Surat "Cerita Busuk Seorang Bandit," Kapolri Jadikan Info Awal

Jum'at, 29 Juli 2016 | 15:51 WIB
Surat "Cerita Busuk Seorang Bandit," Kapolri Jadikan Info Awal
Kapolri Jenderal Tito Karnavian [suara.com/Ummi Hadyah Saleh]

Suara.com - Beberapa hari terakhir, beredar tulisan di media sosial yang mengatasnamakan Koordinator Eksekutif Kontras, Haris Azhar, yang berisi tulisan tentang pengakuan terpidana mati Freddy Budiman. Dalam tulisan tersebut, Freddy mengungkapkan informasi-informasi rahasia tentang sepak terjang dan kelemahan aparat penegak hukum, Polri, BNN, dan TNI, dalam menangani kasus narkoba.

Kapolri Jenderal Tito Karnavian sudah membaca tulisan tersebut. Tetapi, kalau hanya berdasarkan tulisan tersebut, tanpa disertai bukti, tidak bisa dijadikan dasar penyelidikan, katanya.

"Nggak bisa, itu namanya informasi, bukan namanya kesaksian, kalau kesaksian itu, alat bukti saksi itu, dia harus mendengar, melihat dan mengetahui sendiri, tapi yang diterima Pak Haris Azhar ini kan informasi," kata Tito di Mabes Polri, Jumat (29/7/2016).

Untuk menelusuri informasi tersebut, Kapolri telah memerintahkan Kepala Divisi Humas Humas Mabes Polri Inspektur Jenderal Boy Rafli Amar untuk menemui Haris Azhar.

"Saya sudah menugaskan kadiv humas untuk menemui Pak Haris Azhar secepat mungkin, apakah ada informasi yang lebih detail lagi atau segitu saja," katanya.

Kapolri mengatakan kalau Haris Azhar memiliki bukti-bukti kuat, kasus ini akan naik ke tahap penyelidikan.

"Kalau segitu saja, karena tidak menyebut nama, bukti dan lain-lain, maka bisa dua, bisa mungkin iya, kita dalami, tapi bisa juga itu alasan yang bersangkutan untuk menunda eksekusi," kata dia.

Kapolri mengatakan Mabes Polri saat ini sedang mengklarifikasi informasi tersebut.

"Artinya kami akan lakukan klarifikasi ke Pak Haris Azhar yang menyampaikan informasi ini ke publik. Kalau informasi hanya seperti itu, kita akan lakukan anev ke dalam, tapi juga jangan salah, bisa juga yang bersangkutan (Freddy) menyampaikan dalam rangka untuk menunda eksekusi, dan itu trik-trik seperti ini sering kita temui," kata dia.
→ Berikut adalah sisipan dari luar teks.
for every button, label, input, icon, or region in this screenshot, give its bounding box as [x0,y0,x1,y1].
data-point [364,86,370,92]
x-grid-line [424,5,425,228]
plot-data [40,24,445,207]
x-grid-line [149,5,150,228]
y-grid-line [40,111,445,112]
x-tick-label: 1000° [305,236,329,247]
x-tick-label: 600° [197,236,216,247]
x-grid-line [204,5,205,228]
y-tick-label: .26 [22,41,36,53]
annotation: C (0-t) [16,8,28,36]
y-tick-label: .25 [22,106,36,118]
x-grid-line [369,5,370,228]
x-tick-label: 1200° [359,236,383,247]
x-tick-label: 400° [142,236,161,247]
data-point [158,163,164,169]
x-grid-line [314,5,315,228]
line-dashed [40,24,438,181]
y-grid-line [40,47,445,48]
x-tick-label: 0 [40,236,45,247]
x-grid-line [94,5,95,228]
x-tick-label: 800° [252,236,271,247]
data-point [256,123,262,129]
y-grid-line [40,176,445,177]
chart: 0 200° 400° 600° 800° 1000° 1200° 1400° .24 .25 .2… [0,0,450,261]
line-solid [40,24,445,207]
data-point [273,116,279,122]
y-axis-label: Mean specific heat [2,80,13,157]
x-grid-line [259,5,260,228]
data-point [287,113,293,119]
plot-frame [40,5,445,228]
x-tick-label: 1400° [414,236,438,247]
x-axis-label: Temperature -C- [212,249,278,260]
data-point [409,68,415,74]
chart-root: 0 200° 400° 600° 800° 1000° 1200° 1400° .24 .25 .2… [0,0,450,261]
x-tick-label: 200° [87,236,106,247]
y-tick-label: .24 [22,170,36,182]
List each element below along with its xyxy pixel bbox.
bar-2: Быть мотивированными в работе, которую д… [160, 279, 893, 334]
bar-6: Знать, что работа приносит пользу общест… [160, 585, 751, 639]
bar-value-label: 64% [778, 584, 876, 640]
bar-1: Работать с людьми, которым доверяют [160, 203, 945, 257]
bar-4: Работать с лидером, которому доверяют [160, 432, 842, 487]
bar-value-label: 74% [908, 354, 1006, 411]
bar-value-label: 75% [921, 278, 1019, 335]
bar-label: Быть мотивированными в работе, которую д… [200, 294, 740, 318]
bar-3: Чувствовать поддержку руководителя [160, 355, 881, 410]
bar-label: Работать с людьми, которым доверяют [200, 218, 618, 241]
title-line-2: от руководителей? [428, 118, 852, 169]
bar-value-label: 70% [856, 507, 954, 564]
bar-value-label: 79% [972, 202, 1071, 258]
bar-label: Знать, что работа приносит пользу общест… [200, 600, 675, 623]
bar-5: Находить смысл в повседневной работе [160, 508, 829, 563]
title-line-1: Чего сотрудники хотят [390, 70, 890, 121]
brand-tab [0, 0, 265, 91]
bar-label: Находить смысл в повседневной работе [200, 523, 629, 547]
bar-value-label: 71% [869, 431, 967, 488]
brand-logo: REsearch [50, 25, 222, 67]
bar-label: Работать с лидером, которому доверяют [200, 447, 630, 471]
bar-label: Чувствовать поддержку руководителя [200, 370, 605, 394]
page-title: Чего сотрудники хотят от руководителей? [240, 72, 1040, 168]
Berikut ini adalah tulisan Haris Azhar yang dimaksud:

"Cerita Busuk dari seorang Bandit"

Kesaksian bertemu Freddy Budiman di Lapas Nusa Kambangan (2014)

Di tengah proses persiapan eksekusi hukuman mati yang ketiga dibawah pemerintahan Joko Widodo, saya menyakini bahwa pelaksanaan ini hanya untuk ugal-ugalan popularitas. Bukan karena upaya keadilan. Hukum yang seharusnya bisa bekerja secara komprehensif menyeluruh dalam menanggulangi kejahatan ternyata hanya mimpi. Kasus Penyeludupan Narkoba yang dilakukan Freddy Budiman, sangat menarik disimak, dari sisi kelemahan hukum, sebagaimana yang saya sampaikan dibawah ini.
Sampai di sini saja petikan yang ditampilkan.